Shiv Sena targets Australians in IPL

Updated: 14 January 2010 08:22 IST

Shiv Sena says it will try to stop Australians playing in the upcoming IPL season, as a protest against violent attacks on Indian students in Australia.

Shiv Sena targets Australians in IPL

New Delhi:

A Hindu nationalist political party says it will try to stop Australians playing in the upcoming Indian Premier League season, as a protest against violent attacks on Indian students in Australia.

Bal Thackeray, leader of the Shiv Sena political party, said activists would target IPL games involving Australians in Mumbai.

The Shiv Sena will "not allow Australian cricketers to step on Mumbai's soil," the party newspaper Saamna quoted Thackeray as saying.

"Indian students are being beaten up, shot dead and burnt alive. Yet they (Indian cricketers) continue to display sportsmanship in matches between India and Australia. This is shameful."

Thackeray did not indicate how activists would target the IPL games.

In 1999, Shiv Sena activists dug up the cricket pitch at New Delhi's Ferozeshah Kotla cricket ground to prevent an India-Pakistan match proceeding, as a protest against the Pakistan government's support to Islamic militant groups in India. The pitch was repaired and the test went ahead.

The Hindu fundamentalist party based in the western Indian state of Maharashtra, is known for its aggressive protests, with its leaders often rousing supporters to acts of violence. Two IPL venues, Mumbai and Nagpur, are in Maharashtra and are Shiv Sena strongholds.

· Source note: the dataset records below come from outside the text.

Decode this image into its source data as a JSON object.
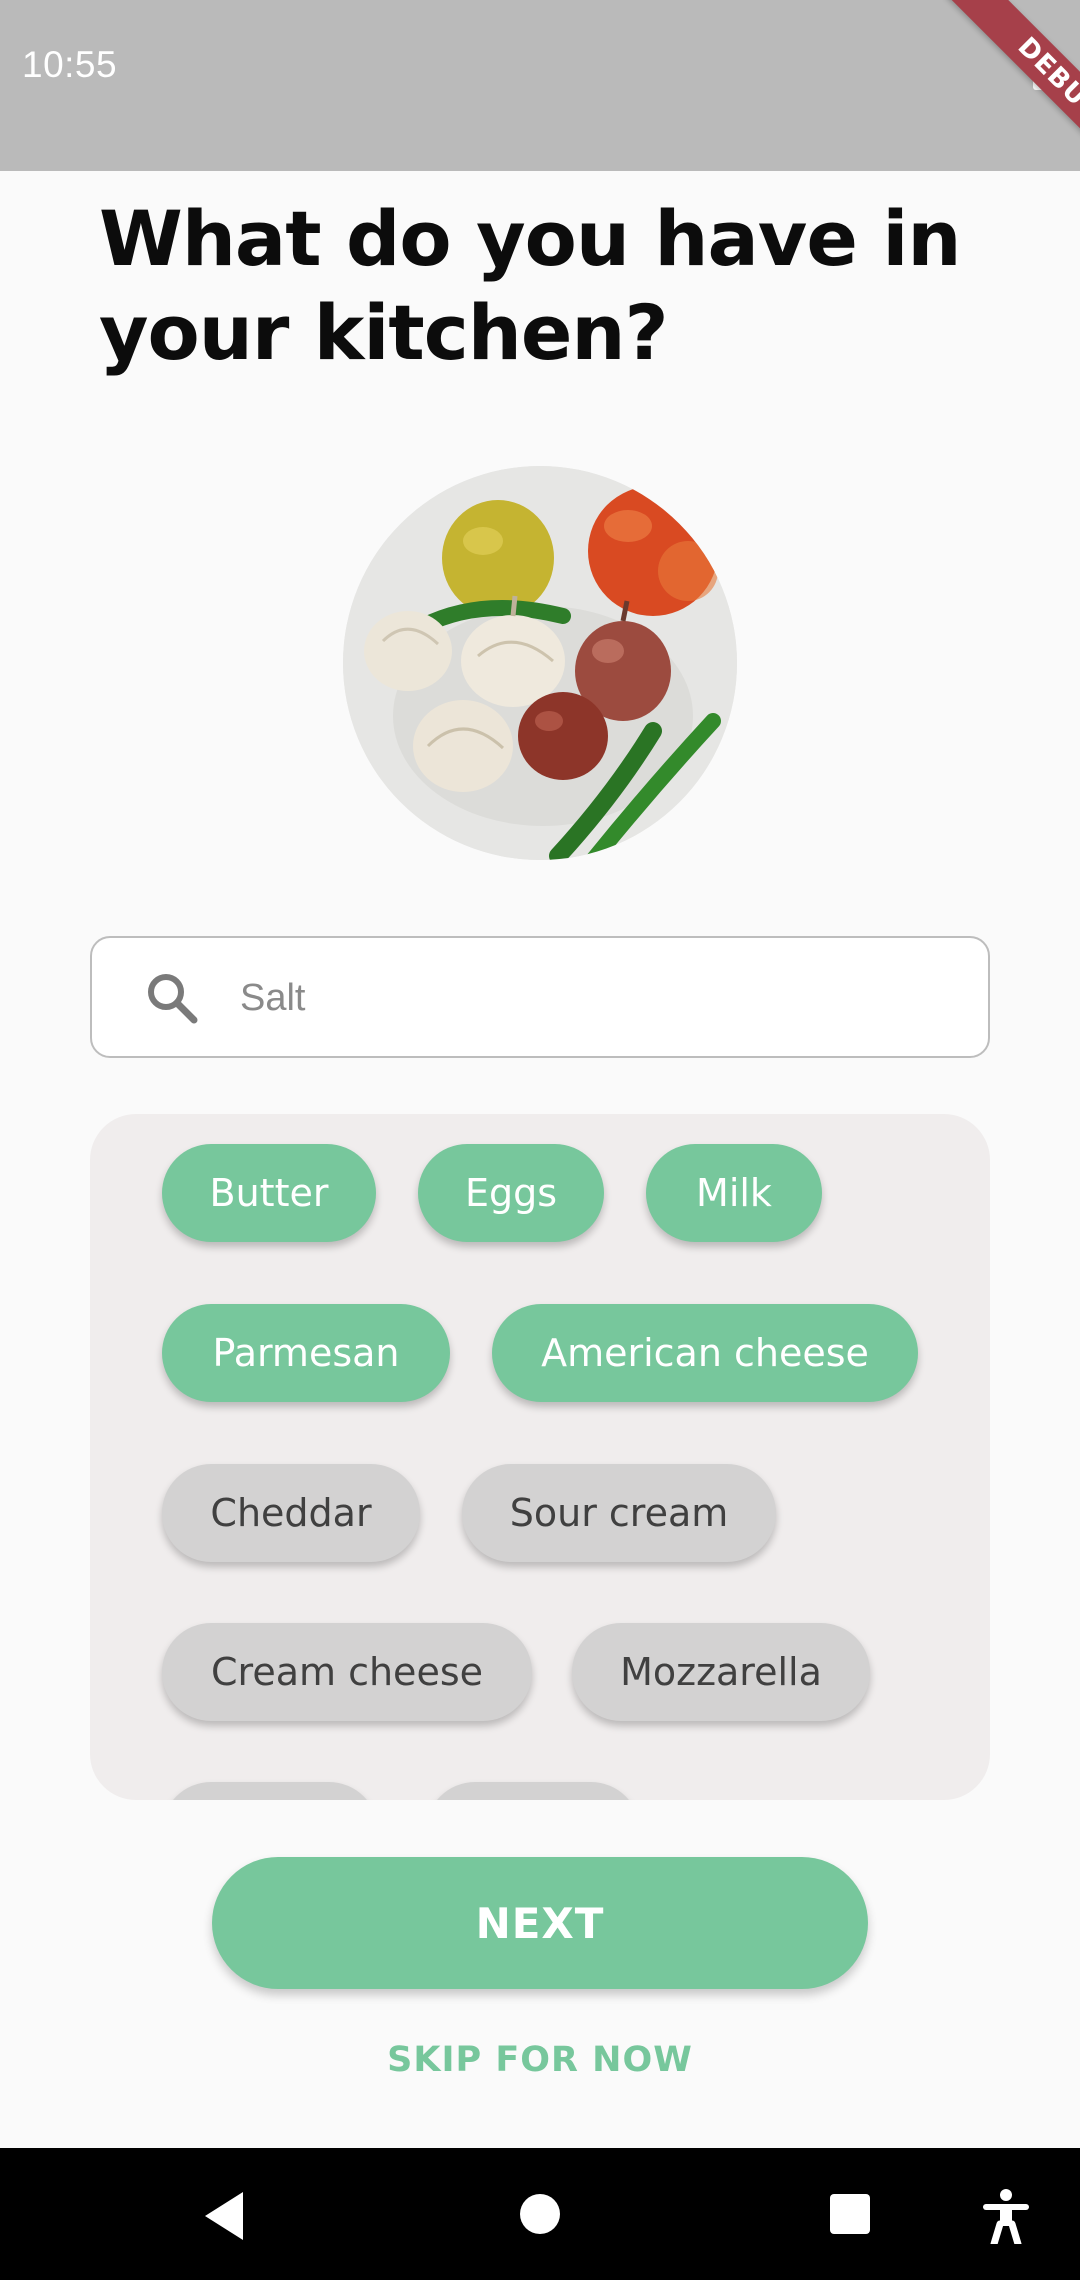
{
  "status_bar": {
    "time": "10:55",
    "battery_icon": "battery-full-icon"
  },
  "debug_banner": "DEBUG",
  "title": "What do you have in your kitchen?",
  "search": {
    "placeholder": "Salt",
    "value": "",
    "icon": "search-icon"
  },
  "ingredients": [
    {
      "label": "Butter",
      "selected": true
    },
    {
      "label": "Eggs",
      "selected": true
    },
    {
      "label": "Milk",
      "selected": true
    },
    {
      "label": "Parmesan",
      "selected": true
    },
    {
      "label": "American cheese",
      "selected": true
    },
    {
      "label": "Cheddar",
      "selected": false
    },
    {
      "label": "Sour cream",
      "selected": false
    },
    {
      "label": "Cream cheese",
      "selected": false
    },
    {
      "label": "Mozzarella",
      "selected": false
    }
  ],
  "buttons": {
    "next": "NEXT",
    "skip": "SKIP FOR NOW"
  },
  "colors": {
    "accent": "#77c79c",
    "chip_unselected": "#d3d2d2",
    "panel_bg": "#f0eded",
    "status_bar": "#bababa"
  },
  "nav_bar": {
    "icons": [
      "back-icon",
      "home-icon",
      "recent-apps-icon",
      "accessibility-icon"
    ]
  }
}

There was no immediate reaction to the Shiv Sena's warning from Indian cricket authorities.

The Indian government last week urged Australia to ensure the safety of thousands of Indian students studying in Australian cities after a spate of attacks. A 21-year-old Indian-born, Australian resident was fatally stabbed in Melbourne, Australia's second-largest city, earlier this month.

The IPL is the world's most lucrative Twenty20 domestic league, with its top players getting salaries in excess of $1 million per season, attracting players from around the world.

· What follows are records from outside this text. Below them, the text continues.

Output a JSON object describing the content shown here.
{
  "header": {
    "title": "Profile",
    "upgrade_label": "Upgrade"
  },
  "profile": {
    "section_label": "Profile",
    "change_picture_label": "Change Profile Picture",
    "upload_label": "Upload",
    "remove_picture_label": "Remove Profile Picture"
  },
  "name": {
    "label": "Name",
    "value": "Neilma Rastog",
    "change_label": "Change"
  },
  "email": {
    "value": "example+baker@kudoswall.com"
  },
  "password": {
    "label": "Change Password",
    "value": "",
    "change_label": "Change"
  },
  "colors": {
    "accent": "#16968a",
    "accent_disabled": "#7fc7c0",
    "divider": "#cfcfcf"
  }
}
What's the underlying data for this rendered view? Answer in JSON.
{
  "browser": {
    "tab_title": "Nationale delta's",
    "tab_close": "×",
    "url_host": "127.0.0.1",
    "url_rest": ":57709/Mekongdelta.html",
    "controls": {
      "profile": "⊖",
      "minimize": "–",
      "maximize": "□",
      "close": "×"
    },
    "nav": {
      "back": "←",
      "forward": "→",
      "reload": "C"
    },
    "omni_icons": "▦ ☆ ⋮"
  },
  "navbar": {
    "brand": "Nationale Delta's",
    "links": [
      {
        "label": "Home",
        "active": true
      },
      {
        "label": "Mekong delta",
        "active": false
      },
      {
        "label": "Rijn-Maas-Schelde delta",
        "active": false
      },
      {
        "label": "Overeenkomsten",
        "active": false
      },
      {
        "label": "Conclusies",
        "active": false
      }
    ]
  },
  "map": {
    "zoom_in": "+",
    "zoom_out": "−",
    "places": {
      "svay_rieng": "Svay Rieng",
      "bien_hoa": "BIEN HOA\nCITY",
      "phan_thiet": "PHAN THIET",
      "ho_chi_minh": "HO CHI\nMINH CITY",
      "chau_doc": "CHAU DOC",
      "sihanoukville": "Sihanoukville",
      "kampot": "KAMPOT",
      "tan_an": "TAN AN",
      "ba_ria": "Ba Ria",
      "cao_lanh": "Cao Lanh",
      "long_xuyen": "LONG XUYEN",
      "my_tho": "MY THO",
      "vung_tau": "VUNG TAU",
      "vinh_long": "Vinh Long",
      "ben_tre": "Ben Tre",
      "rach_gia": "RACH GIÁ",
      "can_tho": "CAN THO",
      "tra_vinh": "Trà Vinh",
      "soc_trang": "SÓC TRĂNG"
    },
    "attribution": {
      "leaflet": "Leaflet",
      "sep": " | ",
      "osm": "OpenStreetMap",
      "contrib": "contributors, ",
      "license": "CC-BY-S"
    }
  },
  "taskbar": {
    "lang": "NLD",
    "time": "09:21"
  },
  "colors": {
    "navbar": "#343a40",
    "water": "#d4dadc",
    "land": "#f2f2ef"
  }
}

Many Australian players had taken part in the first two seasons of the league, with 27 spread across the eight franchises last season. A further 11 Australian players will be up for auction next week, for inclusion ahead of the 2010 season beginning in March.

Australian wicketkeeper-batsman Luke Ronchi was on the current roster of the Mumbai franchise.

The second season of the IPL had to be moved from India to South Africa due to heightened security threats in the wake of the Mumbai terrorist attacks and the incapacity of the government to provide enough security as the season clashed with national elections.